Heinrich giggled at this, flashing a set of clean white teeth. He laughed not from any humor found in Wernøe's words --the tone was too pathetic and came out in a gasp. We could all relate to these sudden outbursts of false merriment that masked our inner misery.

``Why do you worry?'' I asked.

``Huh,'' Wernøe said.

``Ja, why you worry so much on smokes? We got only a week and we're out.''

``Easy for you to say, kamerad ,'' Heinrich shouted. ``You don't smoke.''

``But there's...''

``Shut your mouth Otto,'' Heinrich cut in. ``I hate hearing you, you sound like a sissy girl when you talk.''

``No, I don't,'' I said.

``You should hear yourself, you sound so much like my sister,'' he laughed. Then he made guttural utterances just to start me off. ``Blaah! Blaah! Blooh!'' and he came right in front of my face opened his mouth to spit out his tongue before he made a last and very pathetic murmur which sounded much like a pout from a monkey who never gets the chance to grab onto a banana stuck into its cage.

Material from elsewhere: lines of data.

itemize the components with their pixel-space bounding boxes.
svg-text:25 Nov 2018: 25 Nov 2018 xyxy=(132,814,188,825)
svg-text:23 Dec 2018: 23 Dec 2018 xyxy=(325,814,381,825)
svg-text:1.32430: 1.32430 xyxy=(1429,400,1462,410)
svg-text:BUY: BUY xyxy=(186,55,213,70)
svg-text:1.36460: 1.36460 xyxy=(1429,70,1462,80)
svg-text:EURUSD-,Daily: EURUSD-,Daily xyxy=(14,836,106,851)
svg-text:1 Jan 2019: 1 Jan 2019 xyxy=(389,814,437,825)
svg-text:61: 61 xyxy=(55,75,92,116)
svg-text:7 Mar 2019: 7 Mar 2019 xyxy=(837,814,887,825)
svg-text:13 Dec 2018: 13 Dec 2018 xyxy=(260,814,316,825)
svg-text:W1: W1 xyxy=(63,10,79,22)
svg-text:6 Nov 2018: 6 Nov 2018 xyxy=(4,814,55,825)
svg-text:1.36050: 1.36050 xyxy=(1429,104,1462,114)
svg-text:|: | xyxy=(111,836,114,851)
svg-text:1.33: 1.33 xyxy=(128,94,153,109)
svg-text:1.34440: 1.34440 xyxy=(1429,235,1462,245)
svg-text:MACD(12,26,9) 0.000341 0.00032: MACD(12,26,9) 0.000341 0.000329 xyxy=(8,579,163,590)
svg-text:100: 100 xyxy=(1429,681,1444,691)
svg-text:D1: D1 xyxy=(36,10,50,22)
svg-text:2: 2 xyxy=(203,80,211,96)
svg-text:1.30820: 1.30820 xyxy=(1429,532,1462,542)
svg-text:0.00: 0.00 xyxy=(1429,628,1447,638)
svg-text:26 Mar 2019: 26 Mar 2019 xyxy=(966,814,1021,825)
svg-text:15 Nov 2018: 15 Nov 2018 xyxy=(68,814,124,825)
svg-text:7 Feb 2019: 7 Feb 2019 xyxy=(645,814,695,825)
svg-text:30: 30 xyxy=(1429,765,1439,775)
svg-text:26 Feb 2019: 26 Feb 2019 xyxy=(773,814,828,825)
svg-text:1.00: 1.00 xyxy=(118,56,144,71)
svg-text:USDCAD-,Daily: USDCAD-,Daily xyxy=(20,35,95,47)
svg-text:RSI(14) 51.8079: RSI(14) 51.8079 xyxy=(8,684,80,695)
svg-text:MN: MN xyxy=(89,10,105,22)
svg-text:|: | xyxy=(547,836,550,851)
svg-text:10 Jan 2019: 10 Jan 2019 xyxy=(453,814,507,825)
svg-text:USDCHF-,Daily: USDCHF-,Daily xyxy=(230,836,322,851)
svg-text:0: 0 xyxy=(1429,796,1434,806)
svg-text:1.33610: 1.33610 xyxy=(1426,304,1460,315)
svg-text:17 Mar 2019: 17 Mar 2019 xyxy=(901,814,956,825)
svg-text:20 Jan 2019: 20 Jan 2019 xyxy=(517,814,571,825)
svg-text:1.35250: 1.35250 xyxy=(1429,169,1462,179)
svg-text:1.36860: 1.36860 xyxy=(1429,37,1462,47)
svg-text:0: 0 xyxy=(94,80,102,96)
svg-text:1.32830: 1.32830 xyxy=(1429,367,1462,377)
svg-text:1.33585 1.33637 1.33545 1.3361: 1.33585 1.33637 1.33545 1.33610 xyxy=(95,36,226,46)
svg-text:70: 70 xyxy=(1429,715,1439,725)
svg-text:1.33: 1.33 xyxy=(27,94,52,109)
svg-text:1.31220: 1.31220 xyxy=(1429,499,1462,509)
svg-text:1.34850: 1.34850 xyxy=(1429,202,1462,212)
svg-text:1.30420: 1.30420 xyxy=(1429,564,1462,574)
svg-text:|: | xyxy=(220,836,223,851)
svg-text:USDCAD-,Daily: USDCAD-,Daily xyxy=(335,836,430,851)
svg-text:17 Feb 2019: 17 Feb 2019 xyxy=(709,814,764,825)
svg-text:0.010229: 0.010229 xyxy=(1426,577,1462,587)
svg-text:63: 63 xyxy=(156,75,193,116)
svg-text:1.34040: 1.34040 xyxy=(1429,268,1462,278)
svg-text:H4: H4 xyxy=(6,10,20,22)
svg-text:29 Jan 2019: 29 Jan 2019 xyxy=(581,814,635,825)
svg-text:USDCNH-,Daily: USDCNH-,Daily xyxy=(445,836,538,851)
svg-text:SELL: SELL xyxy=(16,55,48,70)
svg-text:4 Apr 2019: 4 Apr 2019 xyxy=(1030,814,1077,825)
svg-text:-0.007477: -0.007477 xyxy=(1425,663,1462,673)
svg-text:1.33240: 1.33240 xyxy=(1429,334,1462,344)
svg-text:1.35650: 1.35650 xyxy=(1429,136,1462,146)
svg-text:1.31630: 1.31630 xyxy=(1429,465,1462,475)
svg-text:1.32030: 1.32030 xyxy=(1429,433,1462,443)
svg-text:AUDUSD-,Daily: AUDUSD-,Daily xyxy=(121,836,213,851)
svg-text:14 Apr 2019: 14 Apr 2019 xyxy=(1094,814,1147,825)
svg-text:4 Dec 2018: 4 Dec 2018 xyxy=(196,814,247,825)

Suddenly there came a long quiet after Heinrich performed this foolish stunt. We sat silent, listening to the tent cloth flap against the breeze. Some of the boys pouted while taking stickers out of their feet. In this quiet solace, a strange image materialized in my thoughts. I saw the frail figure of a woman in a white bodice, youth swelling from her tan skin. She sang a melody my mother used to sing when tucking me into bed. I had forgotten the words but the humming of her voice rang true and I remembered my childhood. There was the sun outside the window casting a bright glow on the panes and when my fingers crept to it, they shone white in the light. She had always kept the bed near the window so I could see everything and not feel lonely. Then came months before joining the camps, moments filled with great happiness, where many times I skipped school to play with a boy named Franz. We would run in the groves growing out of the expanses of our backyard, a cool breeze blowing at our backs. The sun, high in the sky, touched its rays on branches, the leaves allowing only spangles of yellow to fall in messy patterns on the grass. The green went soft against my skin as I rolled in it for hours on end, Franz giggling as he sped down a hill doing cartwheels. Those were such different times, days lost to becoming a Hitlerjugend, and I longed to see Franz once more, scratching his curly crown of black strands, always smiling, for he never looked sad being blessed with a jester's face. He was one of those boys born out of some spirit crop that captured all the souls of king's entertainers and made them alive in the deep carving of his cheeks, and the smile went wide all the time.

Where was Franz now, I wondered, did we scare him away? I never meant to shout at him, no, I never meant to call him names. Those rocks, the fists, and Franz in the middle, his shirt torn to ribbons, his face still smiling, no it was not my fault. Boys in black shorts with wisps of Franz's hair clinched in their fingers dragged him along the road cut through trees, and called him ``Dirty filth.'' Yet all I could do was stare and follow them.